Timothy Zahn

Odd Girl Out

The third book in the Quadrail series


For Eric and Kandi

—may your tribe increase.


ONE :


The first thing I noticed when I opened my apartment door was the woman standing there. She was young, late teens or early twenties, her clothing a conservative dark gray, her hair strikingly blonde. She was slender, nearly gaunt in fact, and her face, while pretty enough, was drawn and taut. The glitter of a silver necklace peeked out from her open collar, with a matching twinkle from a ring on her right-hand ring finger.

All that I noticed peripherally, though. My main attention was on the gun she was pointing at me.

"Easy," I cautioned, my eyes flicking once around the room in case I'd somehow arrived at the wrong apartment door and my key had somehow managed to open it anyway. But it was my furniture, all right: old and mismatched, with a thin layer of dust marking the fact that I hadn't spent a lot of time here in the past year. "Let's not do anything we'll both regret."

"Come in," she ordered. Her voice was cold, a really good match for her face.

Briefly, I considered trying to outrun her reflexes by ducking back outside into the hallway and making a dash for the stairs. But the self-rolling carrybags that had followed me from the elevator were still behind me, and I probably couldn't get out without tripping over them. Besides, even if I could outrun her reflexes, I couldn't outrun a 5mm thudwumper round from her gun.

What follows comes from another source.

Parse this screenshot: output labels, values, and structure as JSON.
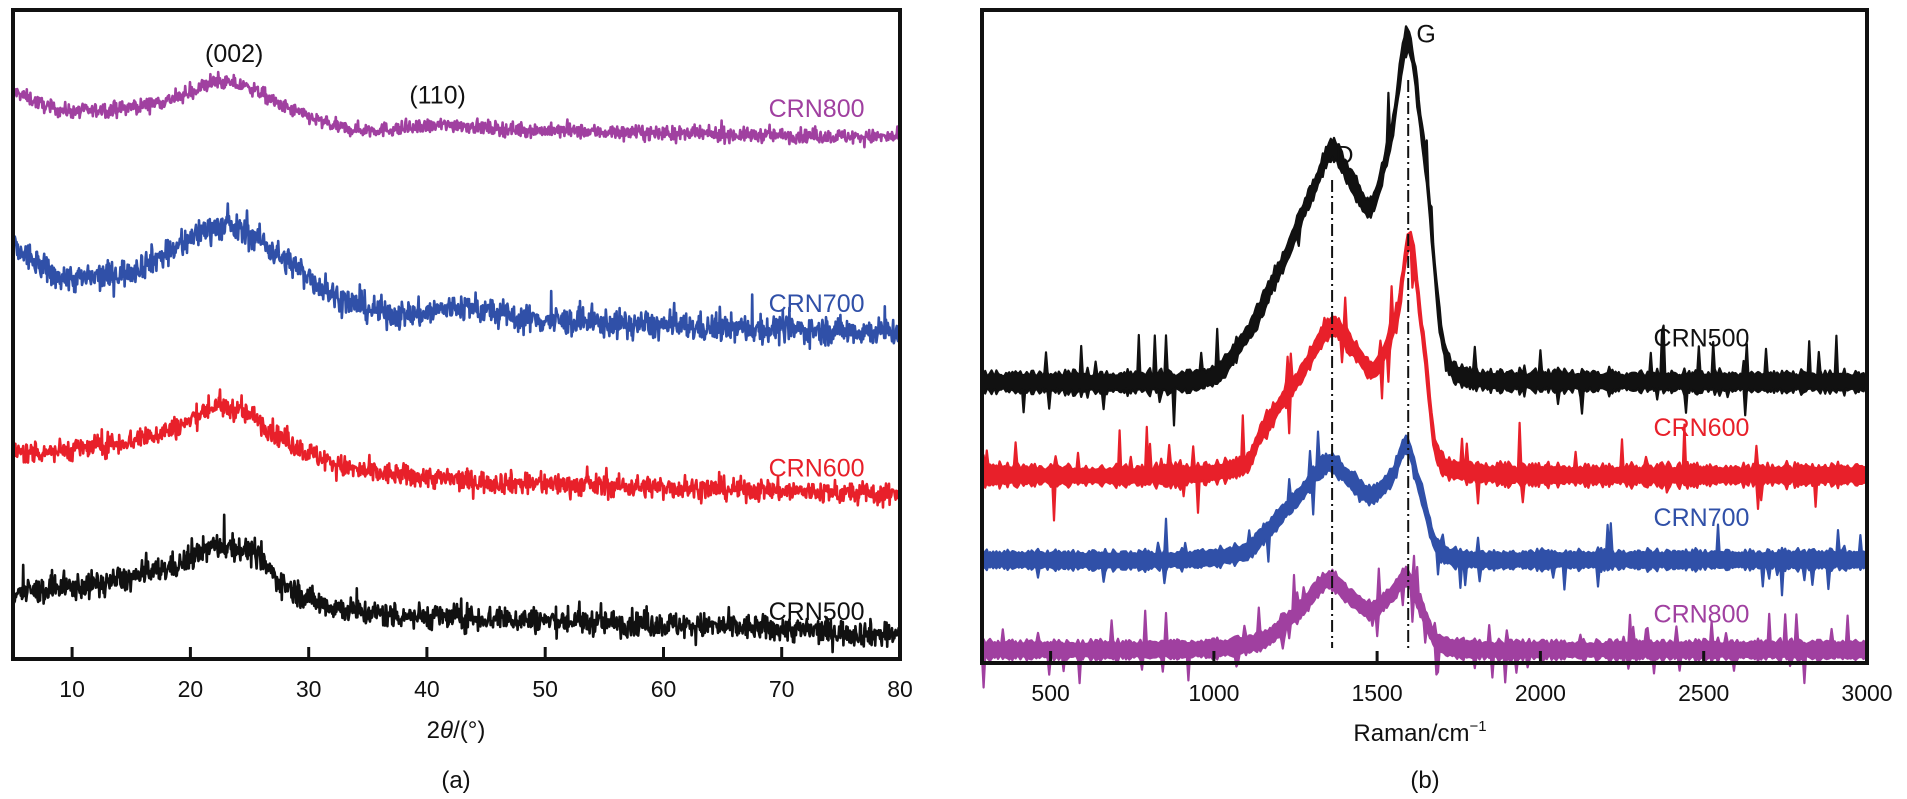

Possibly my gun, actually. It was hard to tell one gun from another when all you could see was the view down the barrel, but that could very well be the Glock I kept holstered under the tea table she was standing beside.

She was still waiting. I took a couple of steps forward, bringing myself and my obedient luggage fully inside the room. Just to prove I knew the routine, I reached behind me and pushed the door closed. "Now what?" I asked.